[PATCH v3 09/21] KVM: arm64: Convert unmap_stage2_range() to generic page-table API

Tue Sep 8 09:07:37 EDT 2020

Hi Will,

On 9/3/20 6:57 PM, Will Deacon wrote:
> On Wed, Sep 02, 2020 at 05:23:08PM +0100, Alexandru Elisei wrote:
>> On 8/25/20 10:39 AM, Will Deacon wrote:
>>> Convert unmap_stage2_range() to use kvm_pgtable_stage2_unmap() instead
>>> of walking the page-table directly.
>>>
>>> Cc: Marc Zyngier <maz at kernel.org>
>>> Cc: Quentin Perret <qperret at google.com>
>>> Signed-off-by: Will Deacon <will at kernel.org>
>>> ---
>>>  arch/arm64/kvm/mmu.c | 57 +++++++++++++++++++++++++-------------------
>>>  1 file changed, 32 insertions(+), 25 deletions(-)
>>>
>>> diff --git a/arch/arm64/kvm/mmu.c b/arch/arm64/kvm/mmu.c
>>> index 704b471a48ce..751ce2462765 100644
>>> --- a/arch/arm64/kvm/mmu.c
>>> +++ b/arch/arm64/kvm/mmu.c
>>> @@ -39,6 +39,33 @@ static bool is_iomap(unsigned long flags)
>>>  	return flags & KVM_S2PTE_FLAG_IS_IOMAP;
>>>  }
>>>  
>>> +/*
>>> + * Release kvm_mmu_lock periodically if the memory region is large. Otherwise,
>>> + * we may see kernel panics with CONFIG_DETECT_HUNG_TASK,
>>> + * CONFIG_LOCKUP_DETECTOR, CONFIG_LOCKDEP. Additionally, holding the lock too
>>> + * long will also starve other vCPUs. We have to also make sure that the page
>>> + * tables are not freed while we released the lock.
>>> + */
>>> +#define stage2_apply_range(kvm, addr, end, fn, resched)			\
>>> +({									\
>>> +	int ret;							\
>>> +	struct kvm *__kvm = (kvm);					\
>>> +	bool __resched = (resched);					\
>>> +	u64 next, __addr = (addr), __end = (end);			\
>>> +	do {								\
>>> +		struct kvm_pgtable *pgt = __kvm->arch.mmu.pgt;		\
>>> +		if (!pgt)						\
>>> +			break;						\
>> I'm 100% sure there's a reason why we've dropped the READ_ONCE, but it still looks
>> to me like the compiler might decide to optimize by reading pgt once at the start
>> of the loop and stashing it in a register. Would you mind explaining what I am
>> missing?
> The load always happens with the mmu_lock held, so I think it's not a
> problem because it means that the pointer is stable.
> spin_lock()/spin_unlock() imply compiler barriers.
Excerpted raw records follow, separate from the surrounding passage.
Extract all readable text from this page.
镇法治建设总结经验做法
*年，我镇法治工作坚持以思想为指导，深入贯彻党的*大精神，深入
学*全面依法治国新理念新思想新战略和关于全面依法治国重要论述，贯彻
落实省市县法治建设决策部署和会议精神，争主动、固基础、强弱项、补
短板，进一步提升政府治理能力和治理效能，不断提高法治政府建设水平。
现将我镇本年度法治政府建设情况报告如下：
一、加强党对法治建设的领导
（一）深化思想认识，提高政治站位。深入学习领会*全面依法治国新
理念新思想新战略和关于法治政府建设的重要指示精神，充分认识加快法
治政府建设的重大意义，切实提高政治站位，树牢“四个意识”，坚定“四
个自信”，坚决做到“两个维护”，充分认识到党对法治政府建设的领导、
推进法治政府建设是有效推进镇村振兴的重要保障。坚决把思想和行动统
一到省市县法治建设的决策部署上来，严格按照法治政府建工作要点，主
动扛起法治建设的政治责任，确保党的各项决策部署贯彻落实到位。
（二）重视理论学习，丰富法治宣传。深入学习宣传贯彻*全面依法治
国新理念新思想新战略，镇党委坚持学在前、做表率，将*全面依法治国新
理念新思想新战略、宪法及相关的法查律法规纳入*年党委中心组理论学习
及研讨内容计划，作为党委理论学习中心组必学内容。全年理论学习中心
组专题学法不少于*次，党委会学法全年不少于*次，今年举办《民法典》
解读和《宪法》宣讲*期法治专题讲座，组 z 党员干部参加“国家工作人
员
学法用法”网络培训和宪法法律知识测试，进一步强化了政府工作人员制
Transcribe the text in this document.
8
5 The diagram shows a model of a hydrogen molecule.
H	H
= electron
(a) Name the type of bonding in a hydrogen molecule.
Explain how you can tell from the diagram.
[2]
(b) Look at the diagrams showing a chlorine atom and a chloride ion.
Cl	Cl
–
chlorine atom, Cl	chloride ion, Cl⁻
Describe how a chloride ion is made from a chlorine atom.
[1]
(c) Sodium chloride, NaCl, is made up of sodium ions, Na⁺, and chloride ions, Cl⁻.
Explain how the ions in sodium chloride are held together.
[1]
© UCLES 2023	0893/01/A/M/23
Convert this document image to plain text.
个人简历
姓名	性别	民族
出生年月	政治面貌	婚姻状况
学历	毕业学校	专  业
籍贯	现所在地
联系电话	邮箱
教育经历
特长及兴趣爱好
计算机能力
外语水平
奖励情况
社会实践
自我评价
I think you are correct, if this is supposed to always execute with kvm->mmu_lock
held, then pgt should not change between iterations. It didn't immediately occur
to me that that is the case because we check if pgt is NULL every iteration. If we
are relying on the lock being held, maybe we should move the pgt load + comparison
against NULL out of the loop? That should avoid any confusion and make the code
ever so slightly faster.

Also, I see that in __unmap_stage2_range() we check that the mmu_lock is held, but
we don't check that at all call sites (for example, in stage2_wp_range()). I
realize this is me bikeshedding, but that looks a bit asymmetrical. Should we move
the assert_spin_locked(&kvm->mmu_lock) statement in stage2_apply_range(), since
the function assumes the pgt will remain unchanged? What do you think?

Thanks,
Alex